Dopo le dichiarazioni ministeriali – negli ultimi giorni poco confortanti – sul futuro del reclutamento dei docenti statali, un segnale imprevisto (e  forse positivo) arriva da Viale Trastevere: durante la trattativa in corso sui concorsi da emanare per il reclutamento in ruolo di 70mila insegnanti, pare che il ministero si sia dimostrato “irremovibile” sulle richieste del fronte sindacale unito.



Di cosa si tratta? Stando a un comunicato della Gilda, la divergenza riguarderebbe: una selezione più “morbida” attraverso la pubblicazione della banca dati dei quesiti da sottoporre nella prova preselettiva; maggiori punteggi riconosciuti agli anni di servizio e quindi più agevolazioni al precariato; agevolazione, per i docenti di sostegno con 3 o più anni di servizio senza specializzazione, di partecipare alla procedura concorsuale per una disciplina di insegnamento.



Insomma: come da manuale sindacale, agevolazioni, agevolazioni, agevolazioni.  

Sembra che il ministero dell’Istruzione abbia puntato i piedi sul merito. Le sigle sindacali hanno convocato con urgenza le segreterie unitarie per decidere una mobilitazione. Unica dichiarazione del ministro Azzolina: “Ho letto con sorpresa della minaccia di mobilitazione”.

Probabilmente le posizioni sindacali hanno messo a dura prova la posizione di un ministro che in passato, assieme alla richiesta della riduzione del numero di studenti per classe, si è sempre dichiarata per il ritorno alla meritocrazia nell’accesso all’insegnamento. E, si sa, questa parola non suona da tempo gradita agli orecchi di certo sindacalismo nazionale.    

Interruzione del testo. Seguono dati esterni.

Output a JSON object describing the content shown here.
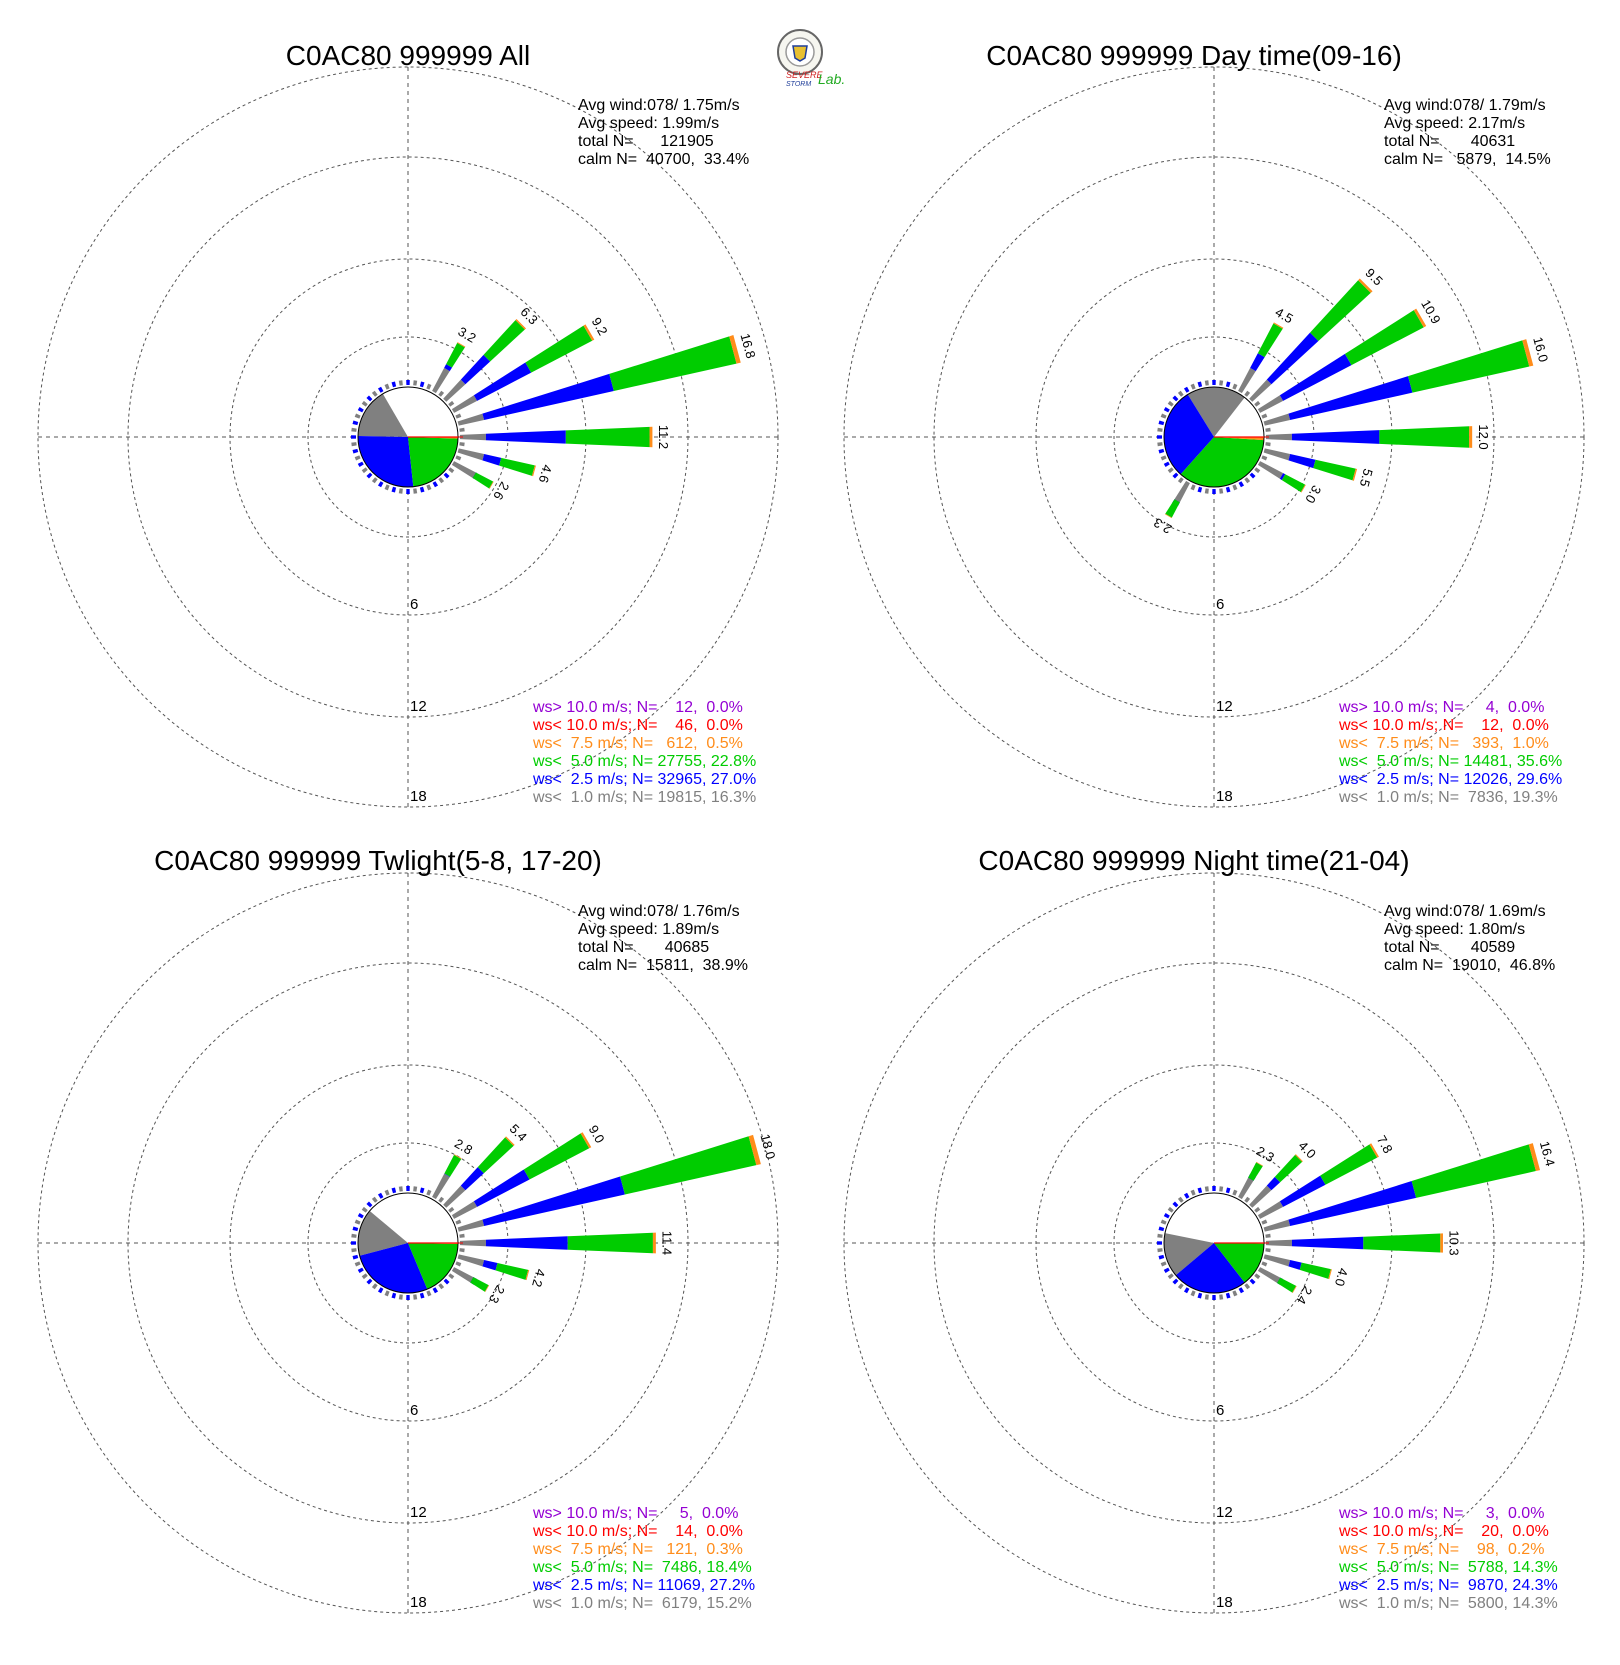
{
  "logo": {
    "line1": "SEVERE",
    "line2": "STORM",
    "line3": "Lab."
  },
  "ring_labels": [
    "6",
    "12",
    "18"
  ],
  "colors": {
    "gt10": "#9400d3",
    "lt10": "#ff0000",
    "lt7_5": "#ff8c1a",
    "lt5": "#00cc00",
    "lt2_5": "#0000ff",
    "lt1": "#808080"
  },
  "chart_data": [
    {
      "type": "windrose",
      "title": "C0AC80 999999 All",
      "info": [
        "Avg wind:078/ 1.75m/s",
        "Avg speed: 1.99m/s",
        "total N=      121905",
        "calm N=  40700,  33.4%"
      ],
      "legend": [
        {
          "text": "ws> 10.0 m/s; N=    12,  0.0%",
          "color": "#9400d3"
        },
        {
          "text": "ws< 10.0 m/s; N=    46,  0.0%",
          "color": "#ff0000"
        },
        {
          "text": "ws<  7.5 m/s; N=   612,  0.5%",
          "color": "#ff8c1a"
        },
        {
          "text": "ws<  5.0 m/s; N= 27755, 22.8%",
          "color": "#00cc00"
        },
        {
          "text": "ws<  2.5 m/s; N= 32965, 27.0%",
          "color": "#0000ff"
        },
        {
          "text": "ws<  1.0 m/s; N= 19815, 16.3%",
          "color": "#808080"
        }
      ],
      "calm_pie": [
        33.4,
        16.3,
        27.0,
        22.8,
        0.5
      ],
      "sectors": [
        {
          "dir": 30,
          "total": 3.2
        },
        {
          "dir": 45,
          "total": 6.3
        },
        {
          "dir": 60,
          "total": 9.2
        },
        {
          "dir": 75,
          "total": 16.8
        },
        {
          "dir": 90,
          "total": 11.2
        },
        {
          "dir": 105,
          "total": 4.6
        },
        {
          "dir": 120,
          "total": 2.6
        }
      ]
    },
    {
      "type": "windrose",
      "title": "C0AC80 999999 Day time(09-16)",
      "info": [
        "Avg wind:078/ 1.79m/s",
        "Avg speed: 2.17m/s",
        "total N=       40631",
        "calm N=   5879,  14.5%"
      ],
      "legend": [
        {
          "text": "ws> 10.0 m/s; N=     4,  0.0%",
          "color": "#9400d3"
        },
        {
          "text": "ws< 10.0 m/s; N=    12,  0.0%",
          "color": "#ff0000"
        },
        {
          "text": "ws<  7.5 m/s; N=   393,  1.0%",
          "color": "#ff8c1a"
        },
        {
          "text": "ws<  5.0 m/s; N= 14481, 35.6%",
          "color": "#00cc00"
        },
        {
          "text": "ws<  2.5 m/s; N= 12026, 29.6%",
          "color": "#0000ff"
        },
        {
          "text": "ws<  1.0 m/s; N=  7836, 19.3%",
          "color": "#808080"
        }
      ],
      "calm_pie": [
        14.5,
        19.3,
        29.6,
        35.6,
        1.0
      ],
      "sectors": [
        {
          "dir": 30,
          "total": 4.5
        },
        {
          "dir": 45,
          "total": 9.5
        },
        {
          "dir": 60,
          "total": 10.9
        },
        {
          "dir": 75,
          "total": 16.0
        },
        {
          "dir": 90,
          "total": 12.0
        },
        {
          "dir": 105,
          "total": 5.5
        },
        {
          "dir": 120,
          "total": 3.0
        },
        {
          "dir": 210,
          "total": 2.3
        }
      ]
    },
    {
      "type": "windrose",
      "title": "C0AC80 999999 Twlight(5-8, 17-20)",
      "info": [
        "Avg wind:078/ 1.76m/s",
        "Avg speed: 1.89m/s",
        "total N=       40685",
        "calm N=  15811,  38.9%"
      ],
      "legend": [
        {
          "text": "ws> 10.0 m/s; N=     5,  0.0%",
          "color": "#9400d3"
        },
        {
          "text": "ws< 10.0 m/s; N=    14,  0.0%",
          "color": "#ff0000"
        },
        {
          "text": "ws<  7.5 m/s; N=   121,  0.3%",
          "color": "#ff8c1a"
        },
        {
          "text": "ws<  5.0 m/s; N=  7486, 18.4%",
          "color": "#00cc00"
        },
        {
          "text": "ws<  2.5 m/s; N= 11069, 27.2%",
          "color": "#0000ff"
        },
        {
          "text": "ws<  1.0 m/s; N=  6179, 15.2%",
          "color": "#808080"
        }
      ],
      "calm_pie": [
        38.9,
        15.2,
        27.2,
        18.4,
        0.3
      ],
      "sectors": [
        {
          "dir": 30,
          "total": 2.8
        },
        {
          "dir": 45,
          "total": 5.4
        },
        {
          "dir": 60,
          "total": 9.0
        },
        {
          "dir": 75,
          "total": 18.0
        },
        {
          "dir": 90,
          "total": 11.4
        },
        {
          "dir": 105,
          "total": 4.2
        },
        {
          "dir": 120,
          "total": 2.3
        }
      ]
    },
    {
      "type": "windrose",
      "title": "C0AC80 999999 Night time(21-04)",
      "info": [
        "Avg wind:078/ 1.69m/s",
        "Avg speed: 1.80m/s",
        "total N=       40589",
        "calm N=  19010,  46.8%"
      ],
      "legend": [
        {
          "text": "ws> 10.0 m/s; N=     3,  0.0%",
          "color": "#9400d3"
        },
        {
          "text": "ws< 10.0 m/s; N=    20,  0.0%",
          "color": "#ff0000"
        },
        {
          "text": "ws<  7.5 m/s; N=    98,  0.2%",
          "color": "#ff8c1a"
        },
        {
          "text": "ws<  5.0 m/s; N=  5788, 14.3%",
          "color": "#00cc00"
        },
        {
          "text": "ws<  2.5 m/s; N=  9870, 24.3%",
          "color": "#0000ff"
        },
        {
          "text": "ws<  1.0 m/s; N=  5800, 14.3%",
          "color": "#808080"
        }
      ],
      "calm_pie": [
        46.8,
        14.3,
        24.3,
        14.3,
        0.2
      ],
      "sectors": [
        {
          "dir": 30,
          "total": 2.3
        },
        {
          "dir": 45,
          "total": 4.0
        },
        {
          "dir": 60,
          "total": 7.8
        },
        {
          "dir": 75,
          "total": 16.4
        },
        {
          "dir": 90,
          "total": 10.3
        },
        {
          "dir": 105,
          "total": 4.0
        },
        {
          "dir": 120,
          "total": 2.4
        }
      ]
    }
  ]
}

Eppure in gioco c’è una gravissima questione: la scuola statale a settembre 2020 avrà 200mila posti di insegnamento precari, cioè un quarto del totale. E l’avvio del prossimo anno scolastico si avvicina.

Due ministri fa (ma non molto tempo fa) si è iniziato a discutere di concorsi ordinari per il reclutamento, ma, si sa, tempestività ed efficienza non hanno mai caratterizzato il centralismo statal-sindacale.

Nelle bozze dei bandi in preparazione in tutto sarebbero in palio 50mila posti per i professori delle medie e delle superiori e 17mila per le maestre d’asilo e delle elementari. Numeri comunque da mesi sempre incerti: probabilmente l’amministrazione scolastica non sa esattamente di cosa ha necessità.

Una cosa rimane certa: nessun concorso ordinario anche bandito con urgenza potrà mai fornire nuovi docenti di ruolo in tempo per l’avvio del prossimo anno scolastico.

Stando alle varie dichiarazioni ministeriali i posti messi a concorso riguarderebbero solo le Regioni con più posti vacanti (a settembre 2019 in Lombardia c’erano 23mila posti scoperti) e le classi di concorso di cui c’è davvero penuria cronica (materie scientifiche, inglese, lettere, sostegno).

I bandi in preparazione prevedono una prova preselettiva fatta a computer, con 80 quesiti a risposta chiusa e così articolati: 45 quesiti con competenze disciplinari relative alla classe di concorso; 30 quesiti con competenze didattico-metodologiche; 5 quesiti di lingua inglese (lettura e comprensione). Si prevede un tempo pari ad un minuto per quesito, per un totale di 80 minuti.

A fronte delle richieste sindacali di agevolazione pare che il ministero sarebbe stato disposto a portare il numero di quesiti a 70. Mentre sulle altre richieste (che vanno, ripetiamo, nella direzione di ulteriori agevolazioni) il Miur avrebbe tenuto la linea dura.

Significa che a Viale Trastevere si vuole valutare con più attenzione forme che diano qualche garanzia in più (si fa per dire) sul merito dei concorrenti? Se così fosse, la rottura si ieri potrebbe essere un’iniziale buona notizia per la scuola. Anche se siamo sempre… agli inizi.